In deze zaak gaat het om een executiegeschil dat is ontstaan na de vernietiging van een koopovereenkomst tussen eiser en gedaagde. Eiser had op 1 april 2017 een paard, Heavenly Lady, verkocht aan gedaagde voor € 55.000,00. Na de levering op 2 april 2017 ontdekte gedaagde afwijkend gedrag aan het paard en heeft hij op 3 mei 2017 de koopovereenkomst ontbonden op grond van bedrog of dwaling. De rechtbank en het Gerechtshof Arnhem-Leeuwarden hebben in eerdere uitspraken geoordeeld dat de koopovereenkomst rechtsgeldig is vernietigd en dat eiser de koopprijs en schadevergoeding aan gedaagde moet terugbetalen.
Eiser heeft in kort geding gevorderd om gedaagde te verbieden executoriale maatregelen te treffen en het beslag op zijn bankrekening op te heffen. Eiser stelt dat gedaagde misbruik maakt van zijn bevoegdheid om het arrest van het gerechtshof te executeren, omdat het paard inmiddels is overleden en gedaagde niet kan voldoen aan zijn verplichtingen. Gedaagde heeft de vorderingen van eiser betwist en aangevoerd dat het overlijden van het paard geen nieuw feit is en dat hij aan zijn zorgplicht heeft voldaan.

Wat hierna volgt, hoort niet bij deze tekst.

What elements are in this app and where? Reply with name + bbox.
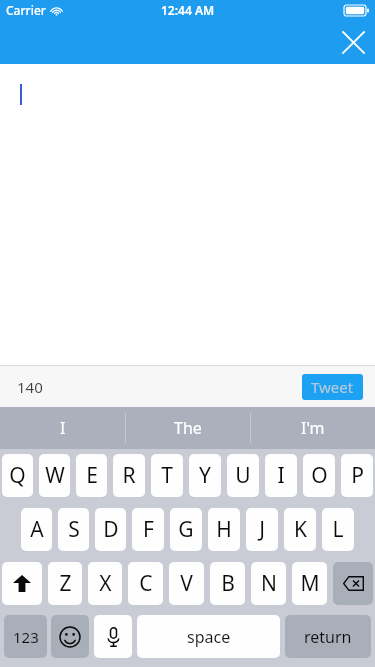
staticText: F xyxy=(143,515,154,544)
staticText: K xyxy=(294,515,307,544)
staticText: I xyxy=(277,461,285,490)
button[interactable]: Dictation xyxy=(94,615,132,658)
staticText: Q xyxy=(9,461,26,490)
button[interactable]: E xyxy=(76,454,107,497)
staticText: Tweet xyxy=(311,377,354,397)
staticText: X xyxy=(99,569,112,598)
button[interactable]: Z xyxy=(48,562,82,605)
staticText: H xyxy=(216,515,232,544)
staticText: Carrier xyxy=(6,2,46,18)
button[interactable]: F xyxy=(132,508,164,551)
button[interactable]: U xyxy=(227,454,259,497)
button[interactable]: D xyxy=(95,508,126,551)
staticText: C xyxy=(139,569,153,598)
button[interactable]: G xyxy=(170,508,202,551)
button[interactable]: Q xyxy=(2,454,33,497)
staticText: D xyxy=(103,515,119,544)
button[interactable]: Y xyxy=(189,454,221,497)
button[interactable]: Backspace xyxy=(333,562,373,605)
staticText: M xyxy=(300,569,320,598)
staticText: return xyxy=(304,626,352,648)
button[interactable]: S xyxy=(58,508,89,551)
staticText: A xyxy=(30,515,44,544)
staticText: 123 xyxy=(13,627,39,647)
button[interactable]: 123 xyxy=(4,615,47,658)
staticText: V xyxy=(180,569,193,598)
staticText: S xyxy=(68,515,80,544)
staticText: P xyxy=(351,461,364,490)
button[interactable]: T xyxy=(151,454,183,497)
staticText: I xyxy=(60,417,66,439)
staticText: G xyxy=(178,515,194,544)
button[interactable]: V xyxy=(169,562,204,605)
button[interactable]: M xyxy=(292,562,327,605)
staticText: I'm xyxy=(301,417,325,439)
button[interactable]: A xyxy=(21,508,52,551)
staticText: The xyxy=(174,417,202,439)
staticText: O xyxy=(311,461,328,490)
staticText: space xyxy=(187,626,231,648)
button[interactable]: Emoji xyxy=(51,615,89,658)
button[interactable]: K xyxy=(284,508,316,551)
button[interactable]: I xyxy=(265,454,297,497)
button[interactable]: H xyxy=(208,508,240,551)
button[interactable]: I xyxy=(0,407,125,449)
staticText: R xyxy=(122,461,136,490)
button[interactable]: I'm xyxy=(251,407,375,449)
button[interactable]: X xyxy=(88,562,122,605)
staticText: U xyxy=(235,461,251,490)
button[interactable]: P xyxy=(341,454,373,497)
button[interactable]: return xyxy=(285,615,371,658)
button[interactable]: W xyxy=(39,454,70,497)
button[interactable]: B xyxy=(210,562,245,605)
button[interactable]: Close xyxy=(331,20,375,64)
staticText: W xyxy=(45,461,65,490)
button[interactable]: N xyxy=(251,562,286,605)
staticText: N xyxy=(261,569,277,598)
button[interactable]: R xyxy=(113,454,145,497)
button[interactable]: L xyxy=(322,508,354,551)
staticText: L xyxy=(332,515,344,544)
staticText: T xyxy=(161,461,173,490)
button[interactable]: Tweet xyxy=(302,374,363,400)
button[interactable]: Shift xyxy=(2,562,42,605)
button[interactable]: The xyxy=(126,407,250,449)
staticText: Z xyxy=(59,569,72,598)
staticText: B xyxy=(221,569,235,598)
staticText: J xyxy=(259,515,265,544)
button[interactable]: C xyxy=(128,562,163,605)
button[interactable]: O xyxy=(303,454,335,497)
staticText: 12:44 AM xyxy=(161,2,215,18)
staticText: Y xyxy=(199,461,211,490)
staticText: 140 xyxy=(17,377,43,397)
staticText: E xyxy=(86,461,98,490)
button[interactable]: J xyxy=(246,508,278,551)
button[interactable]: space xyxy=(137,615,280,658)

De voorzieningenrechter heeft geoordeeld dat de vorderingen van eiser moeten worden afgewezen. De voorzieningenrechter heeft vastgesteld dat het belang van gedaagde bij de tenuitvoerlegging van het arrest prevaleert, omdat het gaat om een veroordeling tot betaling van een geldsom. Eiser heeft onvoldoende aannemelijk gemaakt dat er sprake is van een restitutierisico. Bovendien heeft de voorzieningenrechter geoordeeld dat eiser de verkeerde partij heeft gedagvaard, aangezien de vordering van gedaagde aan een derde is gecedeerd. Eiser is veroordeeld in de proceskosten.